June 17 (UPI) -- Red blood cells contain a protein that may help slow the aging process and protect against cognitive decline, a study published Thursday by the journal PLOS Biology found.
In the study, performed in mice, those lacking the protein ADORA2B in their blood showed signs of accelerated aging, including poor memory and hearing loss.
Removing ADORA2B from the blood led to faster declines in memory, delays in sound processing and increased inflammation in the brain.
"Red blood cells are the most abundant cell [in the body] and they carry approximately 1 billion molecules of oxygen in humans, [so they] play a vital role to maintain cellular function and survival of every tissue within our body," study co-author Dr. Yang Xia told UPI in an email.
"Our findings revealed that ADORA2B on red blood cells has a significant role to counteract aging and that chronic insufficient oxygen supply is an underestimated key factor promoting aging and function decline," said Xia, a professor of biochemistry and molecular biology at the University of Texas-Health Science Center in Houston.

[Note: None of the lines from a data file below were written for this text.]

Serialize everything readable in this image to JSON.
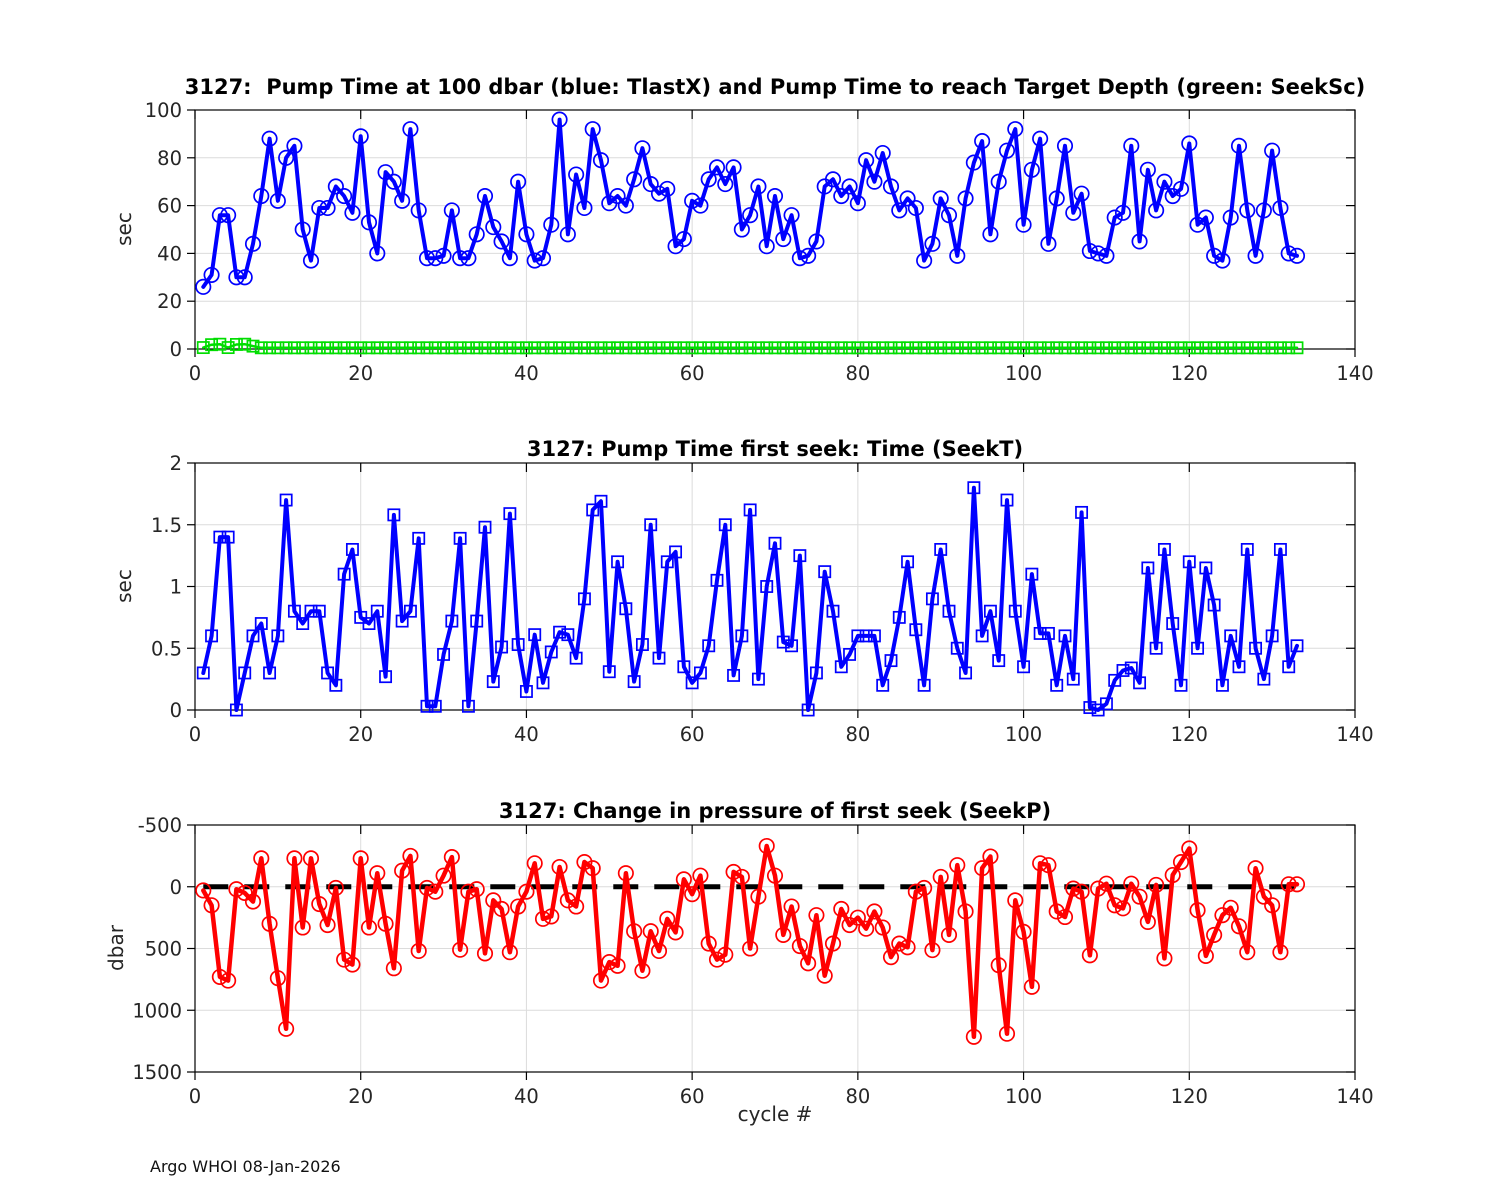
{
  "figure": {
    "xlabel": "cycle #",
    "footer": "Argo WHOI 08-Jan-2026",
    "background": "#ffffff",
    "grid_color": "#dcdcdc",
    "axis_color": "#000000"
  },
  "chart_data": [
    {
      "type": "line",
      "title": "3127:  Pump Time at 100 dbar (blue: TlastX) and Pump Time to reach Target Depth (green: SeekSc)",
      "ylabel": "sec",
      "xlim": [
        0,
        140
      ],
      "ylim": [
        0,
        100
      ],
      "xticks": [
        0,
        20,
        40,
        60,
        80,
        100,
        120,
        140
      ],
      "yticks": [
        0,
        20,
        40,
        60,
        80,
        100
      ],
      "grid": true,
      "legend_position": "none (encoded in title)",
      "x_start": 1,
      "x_step": 1,
      "n_points": 133,
      "series": [
        {
          "name": "TlastX",
          "color": "#0000ff",
          "marker": "circle",
          "values": [
            26,
            31,
            56,
            56,
            30,
            30,
            44,
            64,
            88,
            62,
            80,
            85,
            50,
            37,
            59,
            59,
            68,
            64,
            57,
            89,
            53,
            40,
            74,
            70,
            62,
            92,
            58,
            38,
            38,
            39,
            58,
            38,
            38,
            48,
            64,
            51,
            45,
            38,
            70,
            48,
            37,
            38,
            52,
            96,
            48,
            73,
            59,
            92,
            79,
            61,
            64,
            60,
            71,
            84,
            69,
            65,
            67,
            43,
            46,
            62,
            60,
            71,
            76,
            69,
            76,
            50,
            56,
            68,
            43,
            64,
            46,
            56,
            38,
            39,
            45,
            68,
            71,
            64,
            68,
            61,
            79,
            70,
            82,
            68,
            58,
            63,
            59,
            37,
            44,
            63,
            56,
            39,
            63,
            78,
            87,
            48,
            70,
            83,
            92,
            52,
            75,
            88,
            44,
            63,
            85,
            57,
            65,
            41,
            40,
            39,
            55,
            57,
            85,
            45,
            75,
            58,
            70,
            64,
            67,
            86,
            52,
            55,
            39,
            37,
            55,
            85,
            58,
            39,
            58,
            83,
            59,
            40,
            39
          ]
        },
        {
          "name": "SeekSc",
          "color": "#00dd00",
          "marker": "square",
          "values": [
            0.6,
            1.8,
            2,
            0.6,
            1.9,
            2,
            1.2,
            0.5,
            0.5,
            0.5,
            0.5,
            0.5,
            0.5,
            0.5,
            0.5,
            0.5,
            0.5,
            0.5,
            0.5,
            0.5,
            0.5,
            0.5,
            0.5,
            0.5,
            0.5,
            0.5,
            0.5,
            0.5,
            0.5,
            0.5,
            0.5,
            0.5,
            0.5,
            0.5,
            0.5,
            0.5,
            0.5,
            0.5,
            0.5,
            0.5,
            0.5,
            0.5,
            0.5,
            0.5,
            0.5,
            0.5,
            0.5,
            0.5,
            0.5,
            0.5,
            0.5,
            0.5,
            0.5,
            0.5,
            0.5,
            0.5,
            0.5,
            0.5,
            0.5,
            0.5,
            0.5,
            0.5,
            0.5,
            0.5,
            0.5,
            0.5,
            0.5,
            0.5,
            0.5,
            0.5,
            0.5,
            0.5,
            0.5,
            0.5,
            0.5,
            0.5,
            0.5,
            0.5,
            0.5,
            0.5,
            0.5,
            0.5,
            0.5,
            0.5,
            0.5,
            0.5,
            0.5,
            0.5,
            0.5,
            0.5,
            0.5,
            0.5,
            0.5,
            0.5,
            0.5,
            0.5,
            0.5,
            0.5,
            0.5,
            0.5,
            0.5,
            0.5,
            0.5,
            0.5,
            0.5,
            0.5,
            0.5,
            0.5,
            0.5,
            0.5,
            0.5,
            0.5,
            0.5,
            0.5,
            0.5,
            0.5,
            0.5,
            0.5,
            0.5,
            0.5,
            0.5,
            0.5,
            0.5,
            0.5,
            0.5,
            0.5,
            0.5,
            0.5,
            0.5,
            0.5,
            0.5,
            0.5,
            0.5
          ]
        }
      ]
    },
    {
      "type": "line",
      "title": "3127: Pump Time first seek: Time (SeekT)",
      "ylabel": "sec",
      "xlim": [
        0,
        140
      ],
      "ylim": [
        0,
        2
      ],
      "xticks": [
        0,
        20,
        40,
        60,
        80,
        100,
        120,
        140
      ],
      "yticks": [
        0,
        0.5,
        1,
        1.5,
        2
      ],
      "grid": true,
      "x_start": 1,
      "x_step": 1,
      "n_points": 133,
      "series": [
        {
          "name": "SeekT",
          "color": "#0000ff",
          "marker": "square",
          "values": [
            0.3,
            0.6,
            1.4,
            1.4,
            0.0,
            0.3,
            0.6,
            0.7,
            0.3,
            0.6,
            1.7,
            0.8,
            0.7,
            0.8,
            0.8,
            0.3,
            0.2,
            1.1,
            1.3,
            0.75,
            0.7,
            0.8,
            0.27,
            1.58,
            0.72,
            0.8,
            1.39,
            0.03,
            0.03,
            0.45,
            0.72,
            1.39,
            0.03,
            0.72,
            1.48,
            0.23,
            0.51,
            1.59,
            0.53,
            0.15,
            0.61,
            0.22,
            0.47,
            0.63,
            0.61,
            0.42,
            0.9,
            1.62,
            1.69,
            0.31,
            1.2,
            0.82,
            0.23,
            0.53,
            1.5,
            0.42,
            1.2,
            1.28,
            0.35,
            0.22,
            0.3,
            0.52,
            1.05,
            1.5,
            0.28,
            0.6,
            1.62,
            0.25,
            1.0,
            1.35,
            0.55,
            0.52,
            1.25,
            0.0,
            0.3,
            1.12,
            0.8,
            0.35,
            0.45,
            0.6,
            0.6,
            0.6,
            0.2,
            0.4,
            0.75,
            1.2,
            0.65,
            0.2,
            0.9,
            1.3,
            0.8,
            0.5,
            0.3,
            1.8,
            0.6,
            0.8,
            0.4,
            1.7,
            0.8,
            0.35,
            1.1,
            0.62,
            0.62,
            0.2,
            0.6,
            0.25,
            1.6,
            0.02,
            0.0,
            0.05,
            0.24,
            0.32,
            0.34,
            0.22,
            1.15,
            0.5,
            1.3,
            0.7,
            0.2,
            1.2,
            0.5,
            1.15,
            0.85,
            0.2,
            0.6,
            0.35,
            1.3,
            0.5,
            0.25,
            0.6,
            1.3,
            0.35,
            0.52
          ]
        }
      ]
    },
    {
      "type": "line",
      "title": "3127: Change in pressure of first seek (SeekP)",
      "ylabel": "dbar",
      "xlabel": "cycle #",
      "xlim": [
        0,
        140
      ],
      "ylim": [
        -500,
        1500
      ],
      "y_reversed": true,
      "xticks": [
        0,
        20,
        40,
        60,
        80,
        100,
        120,
        140
      ],
      "yticks": [
        -500,
        0,
        500,
        1000,
        1500
      ],
      "grid": true,
      "x_start": 1,
      "x_step": 1,
      "n_points": 133,
      "zero_line": {
        "value": 0,
        "style": "dashed",
        "color": "#000000"
      },
      "series": [
        {
          "name": "SeekP",
          "color": "#ff0000",
          "marker": "circle",
          "values": [
            30,
            150,
            730,
            760,
            20,
            50,
            120,
            -230,
            300,
            740,
            1150,
            -230,
            330,
            -230,
            140,
            310,
            10,
            590,
            630,
            -230,
            330,
            -110,
            300,
            660,
            -130,
            -250,
            520,
            10,
            40,
            -90,
            -240,
            510,
            40,
            20,
            540,
            110,
            180,
            530,
            160,
            40,
            -190,
            260,
            240,
            -160,
            110,
            160,
            -200,
            -150,
            760,
            610,
            640,
            -110,
            360,
            680,
            360,
            520,
            260,
            370,
            -60,
            60,
            -90,
            460,
            590,
            550,
            -120,
            -80,
            500,
            80,
            -330,
            -90,
            390,
            160,
            480,
            620,
            230,
            720,
            460,
            180,
            310,
            250,
            340,
            200,
            330,
            570,
            460,
            490,
            40,
            10,
            513,
            -80,
            390,
            -175,
            200,
            1215,
            -150,
            -245,
            635,
            1190,
            110,
            365,
            810,
            -190,
            -175,
            200,
            245,
            15,
            40,
            555,
            15,
            -25,
            150,
            175,
            -25,
            80,
            285,
            -15,
            580,
            -95,
            -200,
            -310,
            190,
            560,
            390,
            230,
            170,
            320,
            530,
            -150,
            80,
            150,
            530,
            -20,
            -20
          ]
        }
      ]
    }
  ]
}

One in nine adults in the United States experience cognitive decline as they age, a number that has increased in recent decades with the rise in life expectancy, according to the Centers for Disease Control and Prevention.
More than 6 million people in the United States have dementia-related disorders, including Alzheimer's disease, the Alzheimer's Association estimates.
In conducting their research, Xia and her colleagues theorized that, because the amount of oxygen in the blood also declines with age, aging in the brain might be naturally held at bay by ADORA2B, an adenosine receptor, which is a protein found on the membrane of red blood cells that helps release oxygen to the body.
For this study, researchers bred mice that lacked ADORA2B in their blood and compared various behavioral and physiological measures with those of mice with higher levels of the protein.
As the mice aged, the signs of cognitive decline -- including poor memory, hearing loss and brain inflammation -- were higher in the those lacking ADORA2B, the researchers said.
In addition, after experiencing a period of oxygen deprivation, the behavioral and physiological effects on young mice without ADORA2B were much greater than those on normal young mice, they said.
More research is needed to determine whether ADORA2B levels naturally decline with age and whether treatment with drugs that activate the protein can reduce cognitive decline in normal mice, according to Xia and her colleagues.
Other recent studies have indicated that hyperbaric oxygen treatments can help combat the aging of blood cells and even reverse the aging process in healthy aging adults.
"It is known that [brain] cells are extremely sensitive to insufficient oxygen supply [and] chronic insufficient oxygen availability can ultimately lead to ... permanent impairment of cognition and hearing," Xia told UPI.
"Thus, our finding immediately highlights that enhancing oxygen delivery mediated by ADOAR2B signaling is likely a new rejuvenating approach."